GoDaddy, the domain registration and management giant, is now migrating their majority of their infrastructure and data warehouse to AWS. GoDaddy group decided to go with AWS due to its deep experience in delivering a highly reliable global infrastructure, as well as an unmatched track record of technology innovation, to support their rapidly expanding business.
The Challenge
GoDaddy, with its web hosting and world’s largest domain name registration business manages over 57 million domains worldwide. It ingests on a daily basis over 20 terabytes of new, uncompressed data everything, from website traffic and usage metrics to server management and ecommerce statistics. All that data is used to configure products and provide client services to its 14.7 million customers which ranges from major corporations to small businesses. This data comes from many known and unknown sources with highly varied formats and disparate meanings and uses. There are conflicts and inconsistent or contradictory phenomena among data from different sources. In the case of small data volume, the data can be checked by a manual search or programming, even by ETL (Extract, Transform, Load) or ELT (Extract, Load, Transform). However, these methods are useless when processing such huge data volume. This is a great challenge to the existing techniques of data processing quality.
Why Amazon Web Services
Building a data lake in the cloud eliminates the costs and hassle of managing the necessary infrastructure required in an on-premises data center. That’s why VirtueTech recommended GoDaddy to go with AWS Cloud, as it offers even more benefits by virtue of their broad portfolio of services that offer options for building a data lake as well as maintaining the quality of data. That includes Amazon Simple Storage Service (Amazon S3) for storing data in any format, securely, and at massive scale. Deequ, which is used internally at amazon, can be used to define and verify data quality constraints, and be informed about the changes in data distribution.

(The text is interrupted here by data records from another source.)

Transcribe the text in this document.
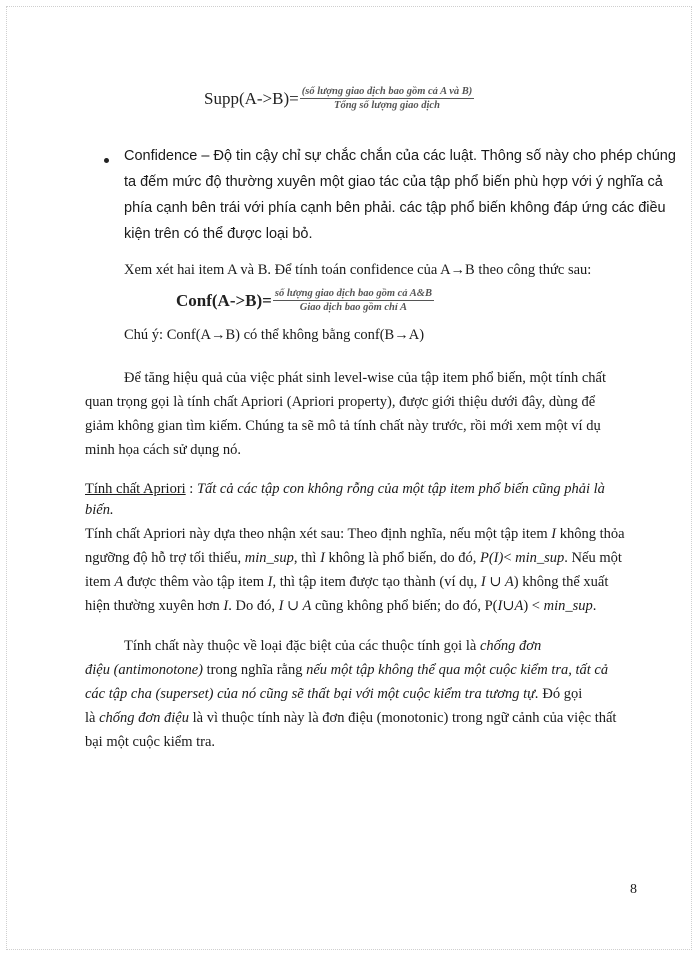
Supp(A->B)= $\frac{\text{(số lượng giao dịch bao gồm cả A và B)}}{\text{Tổng số lượng giao dịch}}$
Confidence – Độ tin cậy chỉ sự chắc chắn của các luật. Thông số này cho phép chúng
ta đếm mức độ thường xuyên một giao tác của tập phổ biến phù hợp với ý nghĩa cả
phía cạnh bên trái với phía cạnh bên phải. các tập phổ biến không đáp ứng các điều
kiện trên có thể được loại bỏ.
Xem xét hai item A và B. Để tính toán confidence của A→B theo công thức sau:
Conf(A->B)= $\frac{\text{số lượng giao dịch bao gồm cả A\&B}}{\text{Giao dịch bao gồm chỉ A}}$
Chú ý: Conf(A→B) có thể không bằng conf(B→A)
Để tăng hiệu quả của việc phát sinh level-wise của tập item phổ biến, một tính chất
quan trọng gọi là tính chất Apriori (Apriori property), được giới thiệu dưới đây, dùng để
giảm không gian tìm kiếm. Chúng ta sẽ mô tả tính chất này trước, rồi mới xem một ví dụ
minh họa cách sử dụng nó.
Tính chất Apriori : Tất cả các tập con không rỗng của một tập item phổ biến cũng phải là
biến.
Tính chất Apriori này dựa theo nhận xét sau: Theo định nghĩa, nếu một tập item I không thỏa
ngưỡng độ hỗ trợ tối thiểu, min_sup, thì I không là phổ biến, do đó, P(I)< min_sup. Nếu một
item A được thêm vào tập item I, thì tập item được tạo thành (ví dụ, I ∪ A) không thể xuất
hiện thường xuyên hơn I. Do đó, I ∪ A cũng không phổ biến; do đó, P(I∪A) < min_sup.
Tính chất này thuộc về loại đặc biệt của các thuộc tính gọi là chống đơn
điệu (antimonotone) trong nghĩa rằng nếu một tập không thể qua một cuộc kiểm tra, tất cả
các tập cha (superset) của nó cũng sẽ thất bại với một cuộc kiểm tra tương tự. Đó gọi
là chống đơn điệu là vì thuộc tính này là đơn điệu (monotonic) trong ngữ cảnh của việc thất
bại một cuộc kiểm tra.
8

Running Critical Applications on AWS
GoDaddy is evaluating Data Quality using PyDeequ, an open-source Python wrapper over Deequ (an open-source tool developed and used at Amazon) to make sure that the data used ultimately is relevant and trustworthy. PyDeequ uses Spark to read from sources such as Amazon Simple Storage Service (Amazon S3), and computes data quality metrics such as completeness, maximum, or correlation through an optimized set of aggregation queries. In addition to that, it also checks for constraints that are to be verified. It generates a data quality report, which contains the result of the constraint verification. PyDeequ can also analyze the whole dataset or only its part, and suggest you the validation constraints from there. In case of data quality failure, the downstream process is stopped and an email is sent to the producer team using Amazon Simple Email Service (SES). This report consists of an attachment notifying the team, what has failed, and why it failed.
GoDaddy PyDeque System Configuration Diagram
The Benefits
Improved data quality has led to better decision-making across the organization. Users can easily discover high-quality data in optimized formats, and teams are reporting reduced latency for their analytics results. Incomplete or inconsistent data takes significant amounts of time fixing that data to make it useable. This takes time away from other activities and means it takes longer to implement the insights the data uncovered. Quality data is also helping to keep your company’s various departments on the same page so that they can work together more effectively. This also led to increased profitability of the company, as business insights are now much more reliable and efficient.